June 26, 2007
28-Mile Virtual Fence Is Rising Along the Border
By RANDAL C. ARCHIBOLD
SASABE, Ariz., June 21 — If the effort to catch people illegally crossing the border here in the southern Arizona desert is a cat-and-mouse struggle, the Homeland Security Department says it has a smarter cat.

It comes in the form of nine nearly 100-foot-tall towers with radar, high-definition cameras and other equipment rising from the mesquite and lava fields around this tiny town.

Known as Project 28, for the 28 miles of border that the towers will scan, the so-called virtual fence forms the backbone of the Secure Border Initiative, known as SBInet, a multibillion-dollar mix of technology, manpower and fencing intended to control illegal border crossings.

If successful, hundreds of such towers could dot the 6,000 miles of the Mexican and Canadian borders.
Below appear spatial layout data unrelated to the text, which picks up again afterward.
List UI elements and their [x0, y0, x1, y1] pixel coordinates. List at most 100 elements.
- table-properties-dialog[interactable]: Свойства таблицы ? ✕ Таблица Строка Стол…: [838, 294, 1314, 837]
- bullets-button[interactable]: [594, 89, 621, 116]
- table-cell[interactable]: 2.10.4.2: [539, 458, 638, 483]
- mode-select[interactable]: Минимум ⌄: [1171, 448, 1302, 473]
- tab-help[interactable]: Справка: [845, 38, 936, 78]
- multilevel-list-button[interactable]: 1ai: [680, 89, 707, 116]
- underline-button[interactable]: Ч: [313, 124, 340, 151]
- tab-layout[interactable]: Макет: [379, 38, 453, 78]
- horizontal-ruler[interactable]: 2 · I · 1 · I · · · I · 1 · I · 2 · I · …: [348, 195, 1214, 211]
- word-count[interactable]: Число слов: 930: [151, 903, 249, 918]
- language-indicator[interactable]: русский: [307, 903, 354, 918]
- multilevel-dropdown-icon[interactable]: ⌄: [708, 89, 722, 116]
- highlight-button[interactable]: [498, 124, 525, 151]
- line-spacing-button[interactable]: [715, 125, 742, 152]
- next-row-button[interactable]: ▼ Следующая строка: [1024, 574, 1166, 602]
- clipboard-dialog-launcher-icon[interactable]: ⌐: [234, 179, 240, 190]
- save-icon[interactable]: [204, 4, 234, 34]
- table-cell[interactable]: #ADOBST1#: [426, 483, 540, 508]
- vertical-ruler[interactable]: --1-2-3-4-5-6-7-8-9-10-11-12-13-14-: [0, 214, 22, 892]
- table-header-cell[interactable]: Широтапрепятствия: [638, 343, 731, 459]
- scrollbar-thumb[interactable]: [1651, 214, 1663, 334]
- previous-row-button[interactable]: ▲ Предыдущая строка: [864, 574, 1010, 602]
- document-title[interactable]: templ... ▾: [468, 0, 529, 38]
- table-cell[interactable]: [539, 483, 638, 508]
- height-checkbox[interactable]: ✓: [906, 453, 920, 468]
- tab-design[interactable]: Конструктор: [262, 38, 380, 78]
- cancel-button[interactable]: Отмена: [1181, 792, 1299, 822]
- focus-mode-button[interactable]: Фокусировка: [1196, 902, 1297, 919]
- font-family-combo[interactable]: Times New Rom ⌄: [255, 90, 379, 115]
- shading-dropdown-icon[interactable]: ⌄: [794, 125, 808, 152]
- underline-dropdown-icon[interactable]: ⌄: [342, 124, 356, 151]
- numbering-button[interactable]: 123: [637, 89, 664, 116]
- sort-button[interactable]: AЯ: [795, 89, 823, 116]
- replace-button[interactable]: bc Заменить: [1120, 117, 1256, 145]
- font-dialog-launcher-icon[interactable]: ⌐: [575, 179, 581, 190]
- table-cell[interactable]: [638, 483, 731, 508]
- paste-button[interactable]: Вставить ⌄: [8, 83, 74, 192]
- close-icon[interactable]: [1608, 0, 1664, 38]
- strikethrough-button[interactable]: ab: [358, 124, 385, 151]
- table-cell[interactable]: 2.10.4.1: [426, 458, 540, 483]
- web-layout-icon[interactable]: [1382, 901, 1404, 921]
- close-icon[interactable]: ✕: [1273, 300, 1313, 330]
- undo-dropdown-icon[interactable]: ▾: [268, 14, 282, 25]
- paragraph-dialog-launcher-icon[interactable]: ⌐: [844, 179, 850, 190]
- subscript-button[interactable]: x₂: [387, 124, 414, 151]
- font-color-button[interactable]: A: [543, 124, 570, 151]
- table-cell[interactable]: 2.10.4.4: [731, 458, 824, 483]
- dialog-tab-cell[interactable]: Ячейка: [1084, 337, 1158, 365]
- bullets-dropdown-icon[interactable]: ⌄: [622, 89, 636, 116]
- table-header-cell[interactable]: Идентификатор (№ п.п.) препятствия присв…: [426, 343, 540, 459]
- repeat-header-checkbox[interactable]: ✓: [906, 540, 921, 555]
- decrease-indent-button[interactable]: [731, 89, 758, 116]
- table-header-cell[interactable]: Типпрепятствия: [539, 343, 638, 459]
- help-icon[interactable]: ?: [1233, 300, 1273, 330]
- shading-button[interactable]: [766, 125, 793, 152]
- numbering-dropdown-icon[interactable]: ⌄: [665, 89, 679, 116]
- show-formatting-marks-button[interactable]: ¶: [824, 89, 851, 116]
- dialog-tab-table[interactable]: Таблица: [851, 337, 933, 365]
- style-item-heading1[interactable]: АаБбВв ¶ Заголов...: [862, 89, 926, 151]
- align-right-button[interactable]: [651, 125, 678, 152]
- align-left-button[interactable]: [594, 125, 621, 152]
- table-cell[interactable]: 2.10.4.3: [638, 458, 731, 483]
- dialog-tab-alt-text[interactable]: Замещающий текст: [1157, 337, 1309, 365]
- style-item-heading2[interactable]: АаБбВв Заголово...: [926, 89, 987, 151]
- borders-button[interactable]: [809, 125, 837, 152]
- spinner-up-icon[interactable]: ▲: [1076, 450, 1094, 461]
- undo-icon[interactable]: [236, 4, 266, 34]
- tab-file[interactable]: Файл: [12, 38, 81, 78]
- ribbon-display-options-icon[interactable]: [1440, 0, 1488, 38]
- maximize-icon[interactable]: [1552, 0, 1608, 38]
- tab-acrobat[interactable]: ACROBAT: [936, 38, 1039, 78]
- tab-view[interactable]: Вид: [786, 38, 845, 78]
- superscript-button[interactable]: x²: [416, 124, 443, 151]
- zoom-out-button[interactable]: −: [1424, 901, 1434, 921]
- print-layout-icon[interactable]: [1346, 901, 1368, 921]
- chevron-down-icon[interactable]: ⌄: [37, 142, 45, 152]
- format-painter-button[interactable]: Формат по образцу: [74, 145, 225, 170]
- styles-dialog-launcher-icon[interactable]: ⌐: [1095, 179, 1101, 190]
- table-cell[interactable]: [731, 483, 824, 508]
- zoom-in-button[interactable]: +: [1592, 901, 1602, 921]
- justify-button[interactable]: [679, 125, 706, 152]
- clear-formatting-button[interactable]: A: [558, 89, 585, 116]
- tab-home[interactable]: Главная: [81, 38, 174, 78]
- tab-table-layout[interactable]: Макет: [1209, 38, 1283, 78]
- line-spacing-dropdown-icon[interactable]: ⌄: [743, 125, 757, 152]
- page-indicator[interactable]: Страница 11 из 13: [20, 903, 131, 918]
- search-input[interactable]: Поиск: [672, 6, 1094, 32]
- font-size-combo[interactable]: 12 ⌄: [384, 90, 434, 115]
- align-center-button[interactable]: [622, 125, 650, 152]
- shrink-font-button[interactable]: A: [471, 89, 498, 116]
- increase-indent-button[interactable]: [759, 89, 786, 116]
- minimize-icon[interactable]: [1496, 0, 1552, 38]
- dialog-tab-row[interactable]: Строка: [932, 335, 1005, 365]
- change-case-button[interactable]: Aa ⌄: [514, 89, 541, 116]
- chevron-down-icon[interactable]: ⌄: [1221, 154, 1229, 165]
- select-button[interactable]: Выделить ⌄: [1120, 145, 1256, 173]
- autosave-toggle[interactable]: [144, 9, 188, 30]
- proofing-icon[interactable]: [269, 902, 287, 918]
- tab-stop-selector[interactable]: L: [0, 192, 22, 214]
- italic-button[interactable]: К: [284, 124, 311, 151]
But glitches with the radar and cameras have forced the project to miss its June 13 starting date, just as Congress focuses anew on border security in the Senate measure to overhaul immigration law.

Officials at the Homeland Security Department insist that Boeing, which has a $67 million contract to develop the project and others, will soon put it back on track, though they are not providing a new completion date.

Boeing referred requests for comment to the department.